Edinburgh Research Archive

Complete framework for agile quadruped locomotion: integrating real-time control, planning, and perception in multi-contact environments

Item Status

Embargo End Date

Authors

Corbères, Thomas

Abstract

Real-time synthesis of legged locomotion manoeuvres in challenging environments, such as industrial staircases with distinct contact surfaces, remains an unresolved problem. These environments, known as multi-contact environments, require the simultaneous determination of footstep locations several steps ahead while generating whole-body motions close to the robot's operational limits. The practical constraint of state estimation and perception errors necessitates rapid re-planning of motions.
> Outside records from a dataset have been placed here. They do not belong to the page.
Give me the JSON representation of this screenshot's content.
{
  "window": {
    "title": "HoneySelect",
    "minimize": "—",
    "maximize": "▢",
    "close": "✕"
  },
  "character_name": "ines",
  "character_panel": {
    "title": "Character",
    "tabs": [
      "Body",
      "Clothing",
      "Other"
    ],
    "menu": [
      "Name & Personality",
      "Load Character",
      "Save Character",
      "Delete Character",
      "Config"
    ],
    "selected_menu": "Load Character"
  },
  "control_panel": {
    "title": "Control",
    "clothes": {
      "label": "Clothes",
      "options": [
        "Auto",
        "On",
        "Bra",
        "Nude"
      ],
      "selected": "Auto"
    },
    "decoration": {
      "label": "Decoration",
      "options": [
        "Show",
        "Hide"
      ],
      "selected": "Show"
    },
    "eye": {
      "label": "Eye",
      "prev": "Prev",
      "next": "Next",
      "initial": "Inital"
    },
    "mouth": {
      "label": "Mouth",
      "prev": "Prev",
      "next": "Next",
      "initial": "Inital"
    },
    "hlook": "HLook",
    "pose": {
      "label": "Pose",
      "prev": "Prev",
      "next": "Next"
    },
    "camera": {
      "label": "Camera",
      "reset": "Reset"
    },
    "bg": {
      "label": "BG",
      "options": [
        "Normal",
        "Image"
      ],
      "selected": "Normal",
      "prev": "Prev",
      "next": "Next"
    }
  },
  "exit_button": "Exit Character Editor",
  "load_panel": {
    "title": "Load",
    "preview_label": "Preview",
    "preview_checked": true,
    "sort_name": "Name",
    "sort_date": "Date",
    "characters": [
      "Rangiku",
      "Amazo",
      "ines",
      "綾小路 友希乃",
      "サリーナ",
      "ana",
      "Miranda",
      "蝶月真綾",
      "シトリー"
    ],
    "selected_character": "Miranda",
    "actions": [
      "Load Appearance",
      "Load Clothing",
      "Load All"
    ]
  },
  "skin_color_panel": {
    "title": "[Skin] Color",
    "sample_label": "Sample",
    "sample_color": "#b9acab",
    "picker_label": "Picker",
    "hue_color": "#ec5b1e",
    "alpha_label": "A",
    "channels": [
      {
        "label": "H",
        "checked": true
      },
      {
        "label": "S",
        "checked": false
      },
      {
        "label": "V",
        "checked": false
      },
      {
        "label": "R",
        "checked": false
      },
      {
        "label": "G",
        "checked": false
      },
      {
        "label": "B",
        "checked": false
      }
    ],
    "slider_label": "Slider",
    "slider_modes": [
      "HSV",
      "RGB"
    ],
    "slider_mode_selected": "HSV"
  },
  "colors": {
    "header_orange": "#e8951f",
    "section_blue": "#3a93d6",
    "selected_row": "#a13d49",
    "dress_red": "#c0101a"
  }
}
With traditional model-based methods, this constraint prevents using a single large optimisation to solve the entire locomotion problem, leading to problem decomposition into smaller, more manageable sub-problems to meet computing time requirements. However, such decomposition introduces issues such as loose coupling between sub-problems due to varying models, constraints, and horizons, highlighting the need for an efficient architecture. Decomposition, particularly at the contact level to manage complexity, exacerbates the challenge of addressing combinatorial problems in multi-contact environments. We propose a fully decomposed control architecture to address the locomotion problem, leveraging mixed-integer optimisation with conservative assumptions as a planner to select only the contact surfaces while continuously updating footstep positions and leg trajectories within these surfaces. The approach was initially validated on the quadruped robot Solo and later extended to include real-time perception with the larger industrial robot ANYmal-B. Additionally, we explore integrating learning-based methods along with trajectory optimisation frameworks to leverage the strengths of both approaches and enhance the planner's performance.